My sister bought me Phil Vickery’s ‘Seriously Good Gluten-Free Baking’ for Christmas, and this is the first time I’ve given one of his recipes a whirl.
To be more accurate, I barely followed the recipe at all Firstly, the recipe was for foccaccia bread and I came out with a nice, soft white loaf. Secondly, I didn’t make my own gluten free flour mix, but bought one in. Also, I didn’t have some of the other ingredients, so either left them out or subbed them. I think the fact that this bread was successful and tasty was pure fluke to be honest!
- vegetable oil, for greasing
- 2 x 7g sachets dried yeast
- 500ml warm water
- 2 tsps caster sugar
- 500g gluten free flour (bread flour preferably)
- 2 tsps gluten free baking powder
- 2 egg whites
- 10 garlic cloves, halved
- olive oil
- 1 tbsp sea salt
- 4-6 sprigs rosemary
The recipe called for 1 tsp xantham gum and 1 tsp vitamin C powder, which I didn’t have, and so left out.
- Oil a square cake tin (at least 20 cm across).
- Whisk the yeast, water and sugar together, then cover and leave in a warm place for 15 minutes to activate.
- Meanwhile place the flour, xantham gum, vitamin C powder and baking powder in a bowl and mix well
- When the yeast is frothy, whisk the egg whites until foamy.
- Pour the yeast mixture over the flour and add the whisked egg white and bring together. Mix well, but don’t over-mix.
- Spoon into the tin (it is suprisingly runny at this stage!) Press the garlic into the top of the dough. Leave to prove for 15-20 minutes.

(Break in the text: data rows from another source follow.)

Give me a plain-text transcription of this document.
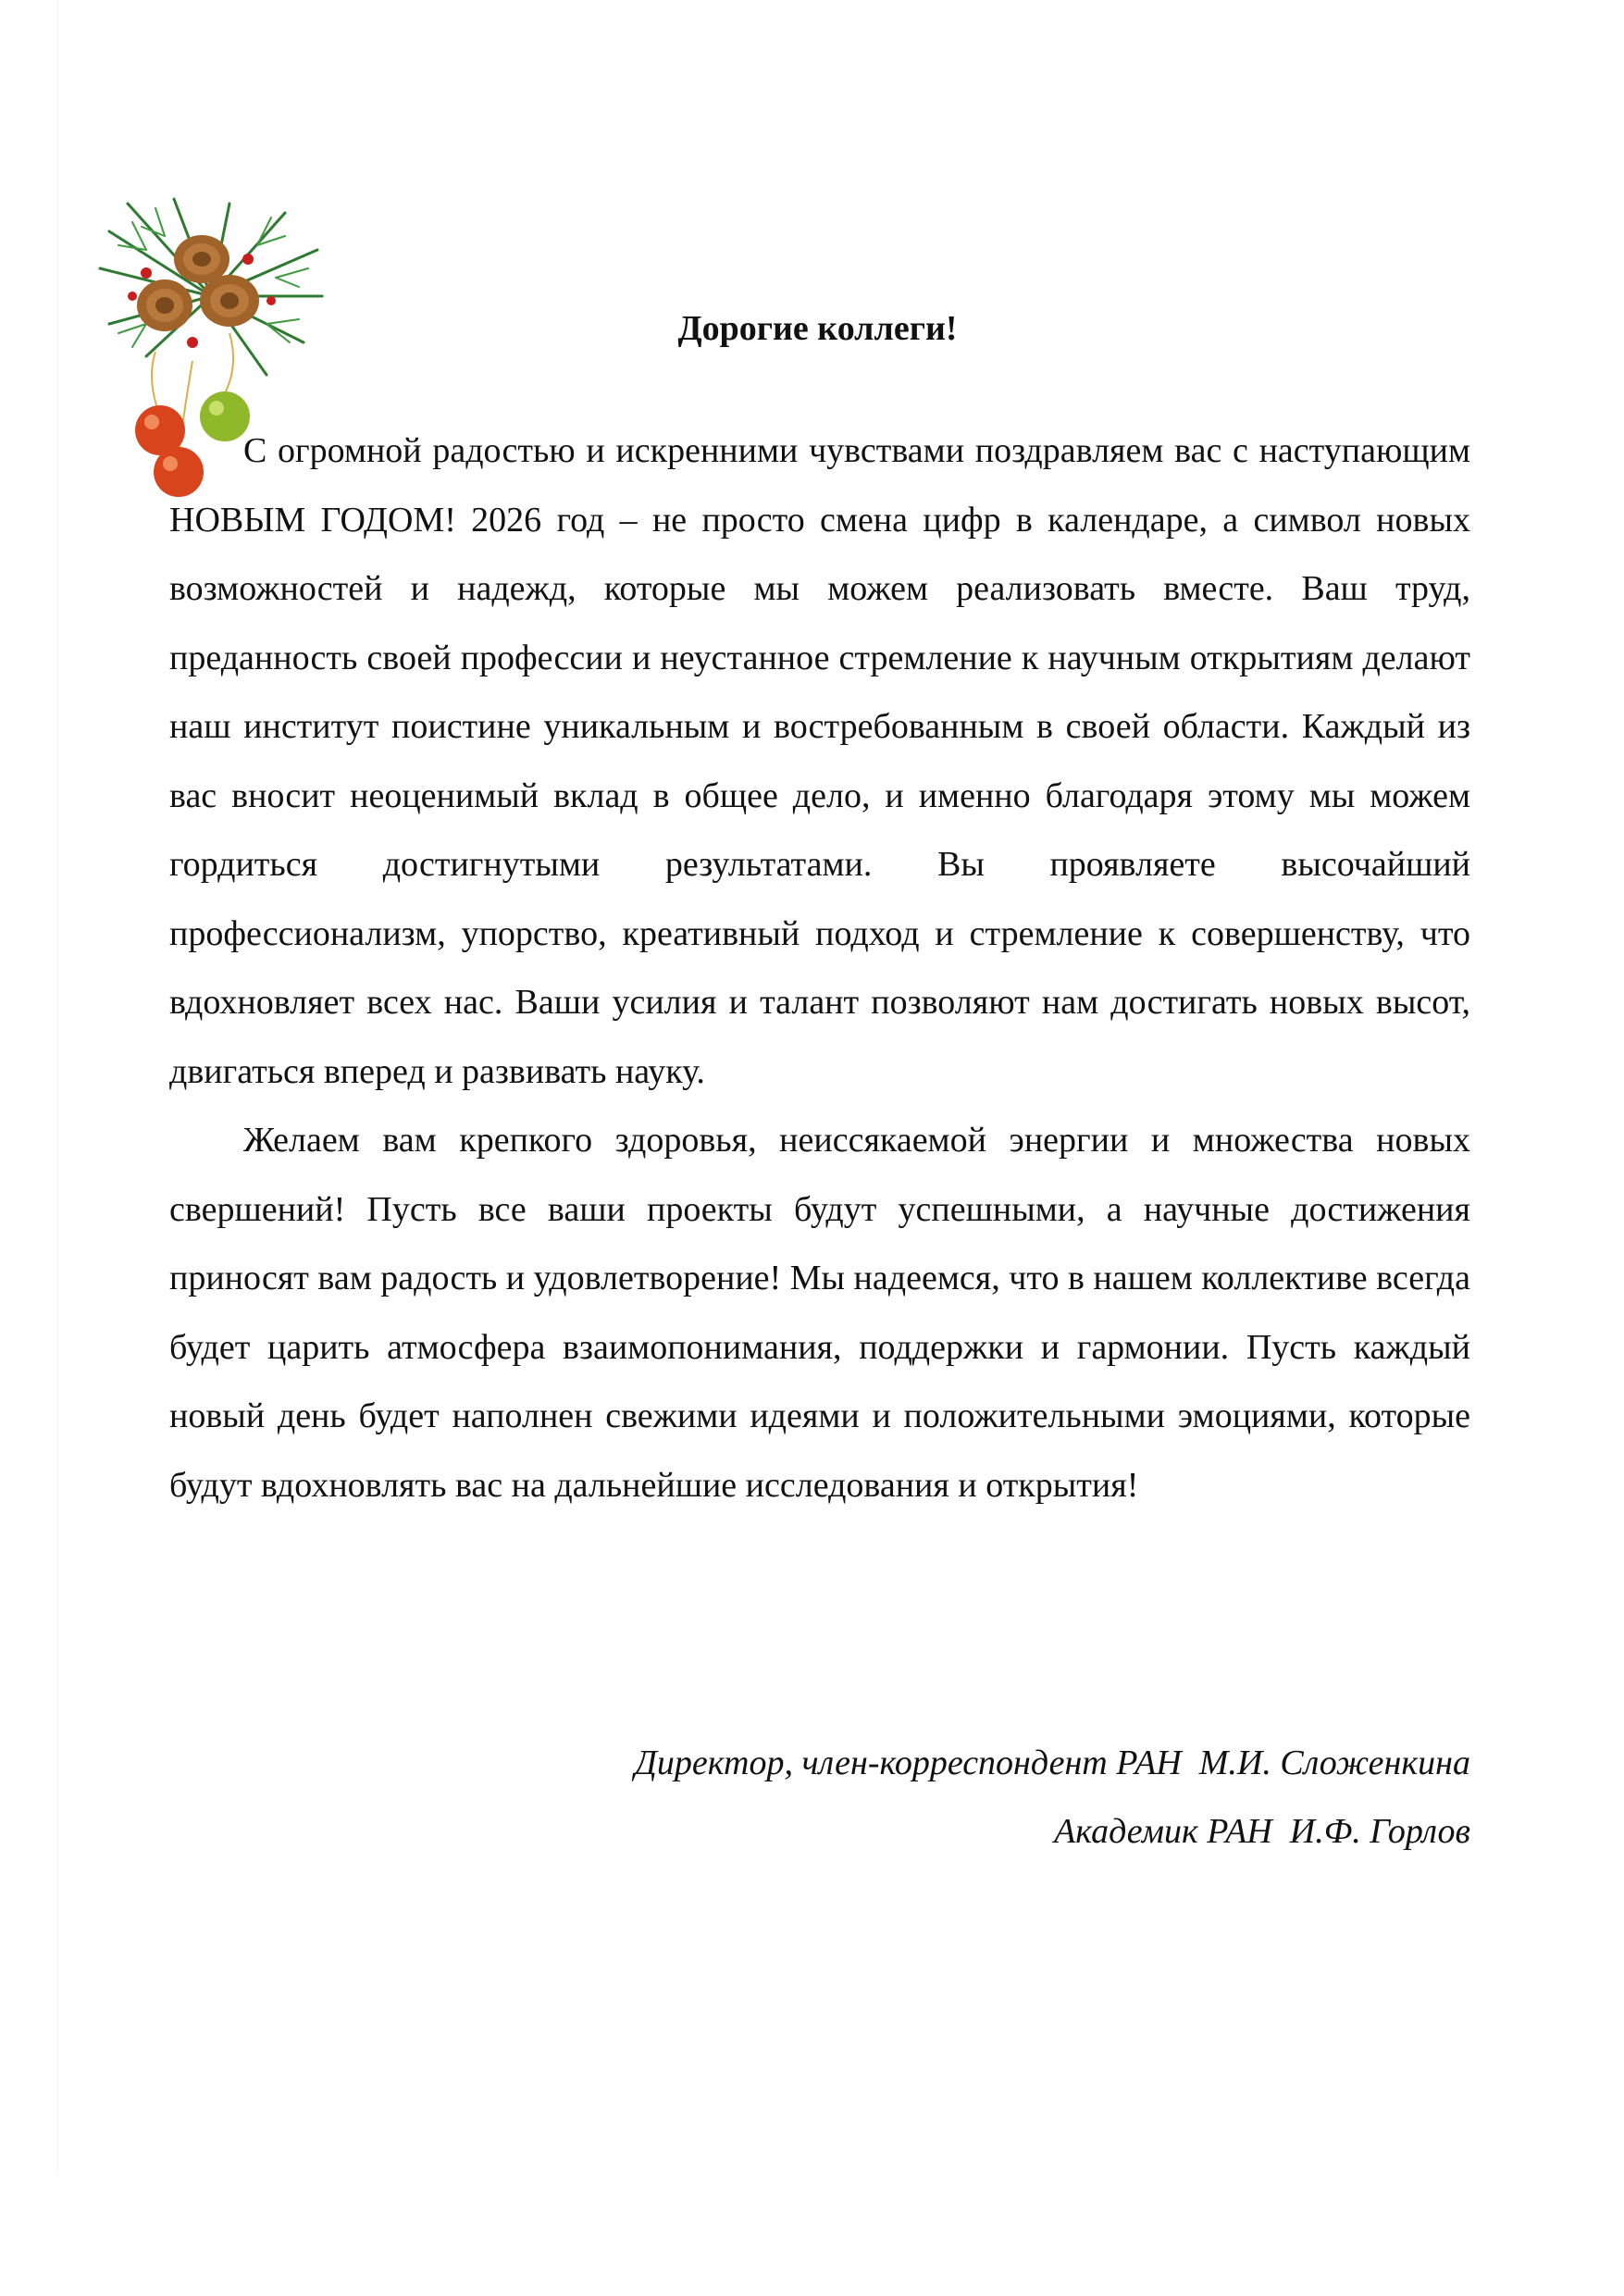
Дорогие коллеги!

С огромной радостью и искренними чувствами поздравляем вас с наступающим НОВЫМ ГОДОМ! 2026 год – не просто смена цифр в календаре, а символ новых возможностей и надежд, которые мы можем реализовать вместе. Ваш труд, преданность своей профессии и неустанное стремление к научным открытиям делают наш институт поистине уникальным и востребованным в своей области. Каждый из вас вносит неоценимый вклад в общее дело, и именно благодаря этому мы можем гордиться достигнутыми результатами. Вы проявляете высочайший профессионализм, упорство, креативный подход и стремление к совершенству, что вдохновляет всех нас. Ваши усилия и талант позволяют нам достигать новых высот, двигаться вперед и развивать науку.

Желаем вам крепкого здоровья, неиссякаемой энергии и множества новых свершений! Пусть все ваши проекты будут успешными, а научные достижения приносят вам радость и удовлетворение! Мы надеемся, что в нашем коллективе всегда будет царить атмосфера взаимопонимания, поддержки и гармонии. Пусть каждый новый день будет наполнен свежими идеями и положительными эмоциями, которые будут вдохновлять вас на дальнейшие исследования и открытия!

Директор, член-корреспондент РАН  М.И. Сложенкина
Академик РАН  И.Ф. Горлов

- Preheat the oven to 220C/gas 7
- Spoon over some olive oil, some salt and rosemary. Bake for about half an hour (I just kept poking it with a skewer until it came out clean)
- Serve with Ragu!
Disclaimer: If you try the above and it doesn’t work, don’t say I didn’t warn you. I genuinely think that this recipe was a fluke – with the amount I basterdised the original recipe, it’s either a wonder I got out anything edible. Either that, or I’m a genius.